Étang de Thau : une “bactérie diabolique” tue les huîtres adultes
Plusieurs dizaines de producteurs d’huîtres ont vu leur chiffre d’affaires des fêtes affecté par une bactérie qui a tué leur marchandise à taille adulte. Le vibrio aestuarianus, inoffensif pour l'homme, est particulièrement virulent depuis deux ans sur l’étang de Thau.
“On a eu tellement de pertes qu’on a dû acheter des huîtres à nos voisins pour honorer les commandes des fêtes”, constate Philippe Vaudo, tablier jaune autour de la taille, en déplaçant des seaux de coquillages. “C’est cette bactérie qui a tué nos huîtres à taille marchande, on a eu entre 60 et 65% de mortalité… Cette année a été particulièrement virulente”, continue l’ostréiculteur.
Un constat partagé par d’autres conchyliculteurs de la lagune comme Yvon Charlet, qui pose des cordes sur ses tables au milieu de l’étang de Thau. “Cette année a été catastrophique à cause de la bactérie, j’ai perdu 60 à 70% de ma marchandise. Chaque année, c’est de pire en pire”, se plaint l’éleveur.
Cette bactérie, c’est le vibrio aestuarianus, qui touche les huîtres à taille adulte et commerciale, à partir du mois de mai jusqu’à l’automne.
Une bactérie responsable du bilan mitigé des ventes
Une bactérie qui fait donc des dégâts et qui a impacté le bilan des fêtes, reconnaît Fabrice Grillon, directeur du comité régional de conchyliculture de Méditerranée (CRCM). Sur la base des retours des professionnels, il parle d’un chiffre d’affaires “qui oscille entre -30 % et + 10 % pendant les deux semaines des fêtes“, période où se font habituellement 70 à 80% des ventes annuelles d’huîtres sur l’étang de Thau.

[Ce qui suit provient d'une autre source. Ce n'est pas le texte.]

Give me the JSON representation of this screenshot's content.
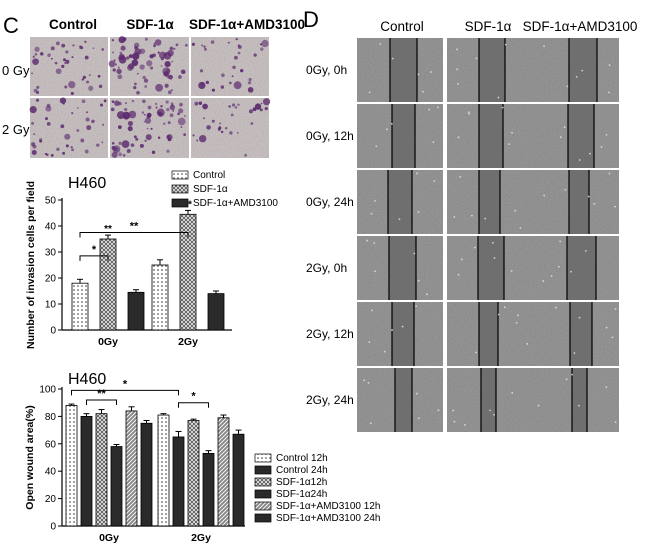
{
  "panel_c": {
    "letter": "C",
    "micro_cols": [
      "Control",
      "SDF-1α",
      "SDF-1α+AMD3100"
    ],
    "micro_rows": [
      "0 Gy",
      "2 Gy"
    ]
  },
  "panel_d": {
    "letter": "D",
    "cols": [
      "Control",
      "SDF-1α",
      "SDF-1α+AMD3100"
    ],
    "rows": [
      "0Gy,  0h",
      "0Gy,  12h",
      "0Gy,  24h",
      "2Gy,  0h",
      "2Gy,  12h",
      "2Gy,  24h"
    ]
  },
  "colors": {
    "bg": "#ffffff",
    "bar_stroke": "#000000",
    "stain": "#5c2a6e",
    "micro_bg": "#cfc7c8",
    "wound_bg": "#9a9a9a"
  },
  "chart_data": [
    {
      "type": "bar",
      "title": "H460",
      "ylabel": "Number of invasion cells per field",
      "categories": [
        "0Gy",
        "2Gy"
      ],
      "ylim": [
        0,
        50
      ],
      "yticks": [
        0,
        10,
        20,
        30,
        40,
        50
      ],
      "series": [
        {
          "name": "Control",
          "values": [
            18,
            25
          ],
          "errors": [
            1.5,
            2
          ],
          "pattern": "dots"
        },
        {
          "name": "SDF-1α",
          "values": [
            35,
            44.5
          ],
          "errors": [
            1.5,
            1.5
          ],
          "pattern": "cross"
        },
        {
          "name": "SDF-1α+AMD3100",
          "values": [
            14.5,
            14
          ],
          "errors": [
            1,
            1
          ],
          "pattern": "dark"
        }
      ],
      "bar_labels": [
        {
          "series": 1,
          "category": 0,
          "text": "**"
        },
        {
          "series": 1,
          "category": 1,
          "text": "**"
        }
      ],
      "brackets": [
        {
          "from": [
            0,
            0
          ],
          "to": [
            1,
            0
          ],
          "text": "*",
          "level": 28.5
        },
        {
          "from": [
            0,
            0
          ],
          "to": [
            1,
            1
          ],
          "text": "**",
          "level": 37.5
        }
      ],
      "legend_position": "top-right"
    },
    {
      "type": "bar",
      "title": "H460",
      "ylabel": "Open wound area(%)",
      "categories": [
        "0Gy",
        "2Gy"
      ],
      "ylim": [
        0,
        100
      ],
      "yticks": [
        0,
        20,
        40,
        60,
        80,
        100
      ],
      "series": [
        {
          "name": "Control 12h",
          "values": [
            88,
            81
          ],
          "errors": [
            1,
            1
          ],
          "pattern": "dots"
        },
        {
          "name": "Control 24h",
          "values": [
            80,
            65
          ],
          "errors": [
            2,
            4
          ],
          "pattern": "dark"
        },
        {
          "name": "SDF-1α12h",
          "values": [
            82,
            77
          ],
          "errors": [
            3,
            1
          ],
          "pattern": "cross"
        },
        {
          "name": "SDF-1α24h",
          "values": [
            58,
            53
          ],
          "errors": [
            1.5,
            2
          ],
          "pattern": "dark"
        },
        {
          "name": "SDF-1α+AMD3100 12h",
          "values": [
            84,
            79
          ],
          "errors": [
            3,
            2
          ],
          "pattern": "diag"
        },
        {
          "name": "SDF-1α+AMD3100 24h",
          "values": [
            75,
            67
          ],
          "errors": [
            2,
            3
          ],
          "pattern": "dark"
        }
      ],
      "brackets": [
        {
          "from": [
            1,
            0
          ],
          "to": [
            3,
            0
          ],
          "text": "**",
          "level": 92
        },
        {
          "from": [
            0,
            0
          ],
          "to": [
            1,
            1
          ],
          "text": "*",
          "level": 99
        },
        {
          "from": [
            1,
            1
          ],
          "to": [
            3,
            1
          ],
          "text": "*",
          "level": 90
        }
      ],
      "legend_position": "right"
    }
  ]
}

“C’est une bactérie qui est diabolique mais qui n’a aucune incidence sur l’homme”, précise Fabrice Grillon, qui remarque qu’elle est particulièrement virulente depuis deux ans. “Elle n’est pas nocive pour l’homme, elle ne supporte pas l’absence de sel”, confirme Marion Richard, chercheuse en écologie marine qui travaille sur les menaces sur l’ostréiculture et l’impact du réchauffement climatique sur les coquillages à l’Institut français de recherche pour l’exploitation de la mer (Ifremer).
Une année plus meurtrière que la précédente
“Quand les professionnels ont préparé les huîtres pour les fêtes, ils ont constaté une forte mortalité”, observe Fabrice Grillon. Dans une enquête réalisée à l’automne 2024 par le CRCM auprès des professionnels, les mortalités ont été constatées durant toute la période estivale avec une recrudescence à la fin de l’été et en septembre avec des taux à 50% de mortalité pour 58% des répondants.

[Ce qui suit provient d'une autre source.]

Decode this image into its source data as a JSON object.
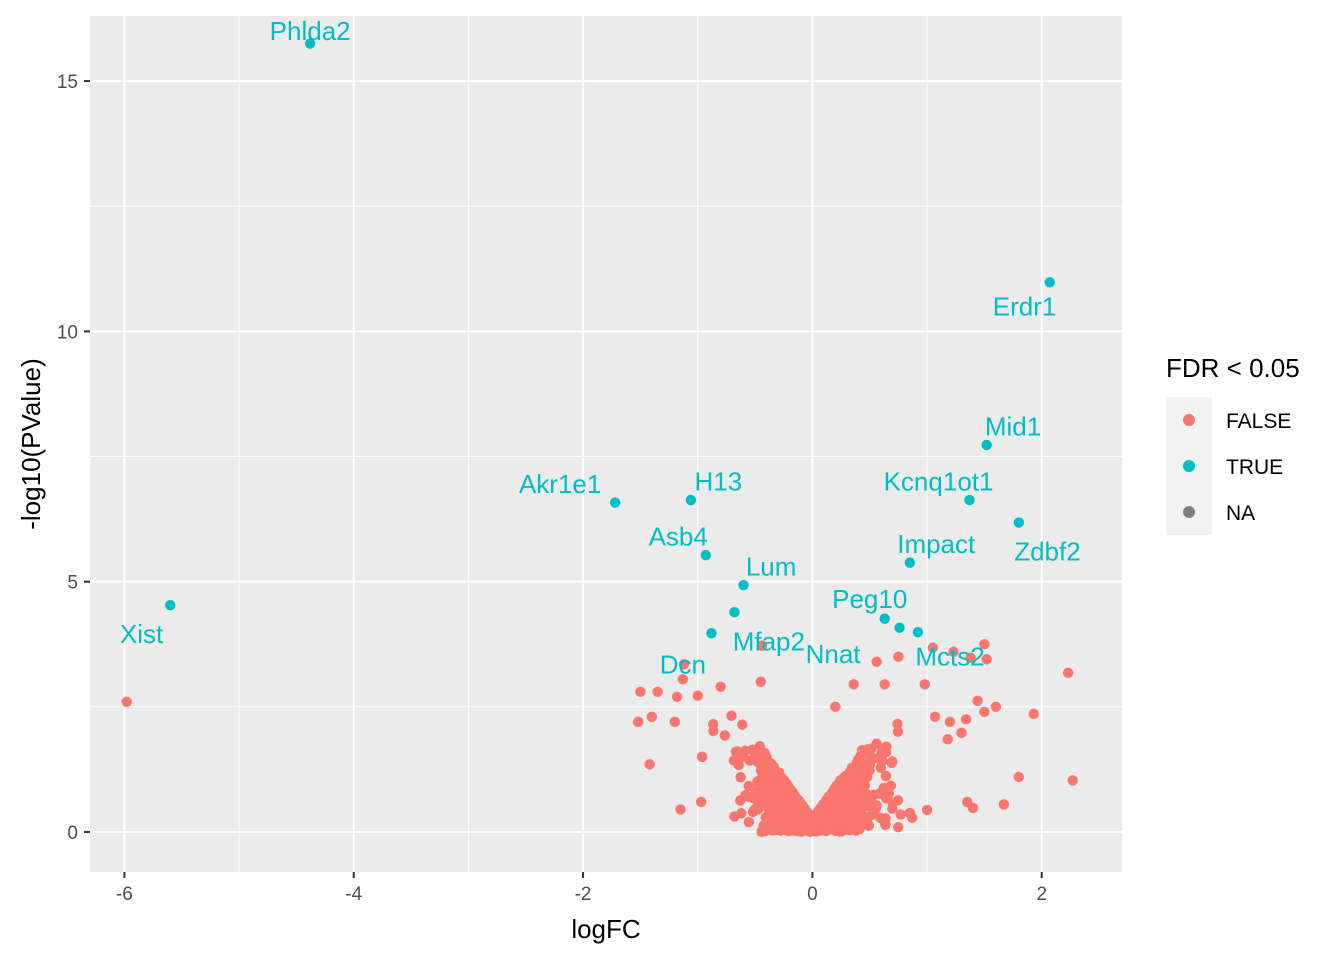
{
  "chart_data": {
    "type": "scatter",
    "title": "",
    "xlabel": "logFC",
    "ylabel": "-log10(PValue)",
    "xlim": [
      -6.3,
      2.7
    ],
    "ylim": [
      -0.8,
      16.3
    ],
    "x_ticks": [
      -6,
      -4,
      -2,
      0,
      2
    ],
    "x_tick_labels": [
      "-6",
      "-4",
      "-2",
      "0",
      "2"
    ],
    "y_ticks": [
      0,
      5,
      10,
      15
    ],
    "y_tick_labels": [
      "0",
      "5",
      "10",
      "15"
    ],
    "grid": true,
    "legend": {
      "title": "FDR < 0.05",
      "placement": "right",
      "entries": [
        {
          "label": "FALSE",
          "color": "#F8766D"
        },
        {
          "label": "TRUE",
          "color": "#00BFC4"
        },
        {
          "label": "NA",
          "color": "#7F7F7F"
        }
      ]
    },
    "significant_points": [
      {
        "x": -4.38,
        "y": 15.75,
        "label": "Phlda2",
        "label_x": -4.38,
        "label_y": 16.0
      },
      {
        "x": 2.07,
        "y": 10.98,
        "label": "Erdr1",
        "label_x": 1.85,
        "label_y": 10.5
      },
      {
        "x": 1.52,
        "y": 7.73,
        "label": "Mid1",
        "label_x": 1.75,
        "label_y": 8.1
      },
      {
        "x": -1.72,
        "y": 6.58,
        "label": "Akr1e1",
        "label_x": -2.2,
        "label_y": 6.95
      },
      {
        "x": -1.06,
        "y": 6.63,
        "label": "H13",
        "label_x": -0.82,
        "label_y": 7.0
      },
      {
        "x": 1.37,
        "y": 6.63,
        "label": "Kcnq1ot1",
        "label_x": 1.1,
        "label_y": 7.0
      },
      {
        "x": 1.8,
        "y": 6.18,
        "label": "Zdbf2",
        "label_x": 2.05,
        "label_y": 5.6
      },
      {
        "x": -0.93,
        "y": 5.53,
        "label": "Asb4",
        "label_x": -1.17,
        "label_y": 5.9
      },
      {
        "x": 0.85,
        "y": 5.38,
        "label": "Impact",
        "label_x": 1.08,
        "label_y": 5.75
      },
      {
        "x": -0.6,
        "y": 4.93,
        "label": "Lum",
        "label_x": -0.36,
        "label_y": 5.3
      },
      {
        "x": -5.6,
        "y": 4.53,
        "label": "Xist",
        "label_x": -5.85,
        "label_y": 3.95
      },
      {
        "x": 0.63,
        "y": 4.26,
        "label": "Peg10",
        "label_x": 0.5,
        "label_y": 4.65
      },
      {
        "x": -0.68,
        "y": 4.39
      },
      {
        "x": 0.76,
        "y": 4.08
      },
      {
        "x": 0.92,
        "y": 3.99
      },
      {
        "x": -0.88,
        "y": 3.97,
        "label": "Mfap2",
        "label_x": -0.38,
        "label_y": 3.8
      },
      {
        "x": null,
        "y": null,
        "label": "Nnat",
        "label_x": 0.18,
        "label_y": 3.55
      },
      {
        "x": null,
        "y": null,
        "label": "Mcts2",
        "label_x": 1.2,
        "label_y": 3.5
      },
      {
        "x": null,
        "y": null,
        "label": "Dcn",
        "label_x": -1.13,
        "label_y": 3.35
      }
    ],
    "nonsignificant_outliers": [
      {
        "x": -5.98,
        "y": 2.6
      },
      {
        "x": 2.23,
        "y": 3.18
      },
      {
        "x": 2.27,
        "y": 1.03
      },
      {
        "x": 1.93,
        "y": 2.36
      },
      {
        "x": 1.8,
        "y": 1.1
      },
      {
        "x": 1.6,
        "y": 2.5
      },
      {
        "x": 1.5,
        "y": 3.75
      },
      {
        "x": 1.52,
        "y": 3.45
      },
      {
        "x": 1.5,
        "y": 2.4
      },
      {
        "x": 1.44,
        "y": 2.62
      },
      {
        "x": 1.38,
        "y": 3.48
      },
      {
        "x": 1.34,
        "y": 2.25
      },
      {
        "x": 1.3,
        "y": 1.98
      },
      {
        "x": 1.23,
        "y": 3.6
      },
      {
        "x": 1.2,
        "y": 2.2
      },
      {
        "x": 1.18,
        "y": 1.85
      },
      {
        "x": 1.05,
        "y": 3.68
      },
      {
        "x": 1.07,
        "y": 2.3
      },
      {
        "x": 0.98,
        "y": 2.95
      },
      {
        "x": 0.75,
        "y": 3.5
      },
      {
        "x": 0.56,
        "y": 3.4
      },
      {
        "x": 0.63,
        "y": 2.95
      },
      {
        "x": 0.36,
        "y": 2.95
      },
      {
        "x": 0.2,
        "y": 2.5
      },
      {
        "x": 0.85,
        "y": 0.38
      },
      {
        "x": 1.0,
        "y": 0.44
      },
      {
        "x": 1.35,
        "y": 0.6
      },
      {
        "x": 1.4,
        "y": 0.48
      },
      {
        "x": 1.67,
        "y": 0.55
      },
      {
        "x": 0.77,
        "y": 0.35
      },
      {
        "x": -1.12,
        "y": 3.35
      },
      {
        "x": -1.13,
        "y": 3.05
      },
      {
        "x": -1.0,
        "y": 2.72
      },
      {
        "x": -1.5,
        "y": 2.8
      },
      {
        "x": -1.35,
        "y": 2.8
      },
      {
        "x": -1.18,
        "y": 2.7
      },
      {
        "x": -1.52,
        "y": 2.2
      },
      {
        "x": -1.4,
        "y": 2.3
      },
      {
        "x": -1.2,
        "y": 2.2
      },
      {
        "x": -1.42,
        "y": 1.35
      },
      {
        "x": -1.15,
        "y": 0.45
      },
      {
        "x": -0.97,
        "y": 0.6
      },
      {
        "x": -0.44,
        "y": 3.72
      },
      {
        "x": -0.45,
        "y": 3.0
      },
      {
        "x": -0.8,
        "y": 2.9
      }
    ],
    "bulk_description": "thousands of non-significant genes (FDR < 0.05 = FALSE) forming a V-shaped cloud around logFC 0, -log10(PValue) 0 to about 2.5"
  },
  "colors": {
    "panel_background": "#EBEBEB",
    "grid_major": "#FFFFFF",
    "false": "#F8766D",
    "true": "#00BFC4",
    "na": "#7F7F7F"
  }
}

Une année qui a été “plus meurtrière que la précédente” assure M. Grillon, alors que la première véritable crise s’est déroulée en 2023. “278 professionnels ont déclaré des mortalités à partir du mois de mai jusqu’à l’automne en septembre ou octobre avec des mortalités moyennes de 69%”, explique Marie-Agnès Travers, chercheuse en microbiologie marine à l’Ifremer.
Cette année, “les mortalités d’huîtres ont été constatées en novembre ou décembre au moment de la préparation des commandes des fêtes mais il se peut que les mortalités aient eu lieu plus tôt au cours de l’été voir au début de l’automne”, estime la scientifique.
À la recherche de solutions
“Des analyses complémentaires vont être effectuées sur les chairs d’huîtres moribondes prélevées en octobre 2024 pour analyser ce consortium et investiguer sur la présence potentielle d’autres bactéries pathogènes”, ajoute Marion Richard.
De premières analyses ont permis de comprendre que cette bactérie était présente dans les huîtres dès leur plus jeune âge puis qu’elle se “réveille” quand il y a des températures élevées, quand la salinité de l’étang diminue avec les pluies ou une arrivée d’eau douce des cours d’eau, ou quand elles sont manipulées pour le détroquage ou le nettoyage.
“On veut travailler sur l’origine de contamination : la bactérie est dans les huîtres mais il est possible qu’on ait des huîtres qui soient porteuses et d’autres qui ne le soient pas. Et donc, on voudrait avoir un passeport sanitaire qui indique si les huîtres sont porteuses ou pas. Faire entrer des huîtres exemptes de pathogène aiderait largement à limiter la dissémination de la maladie”, explique Marion Richard.
Marie-Agnès Travers est, elle, dans un autre projet de recherche avec les écloseurs “pour l’amélioration génétique”. D’autres veulent améliorer la résistance des animaux à cette bactérie.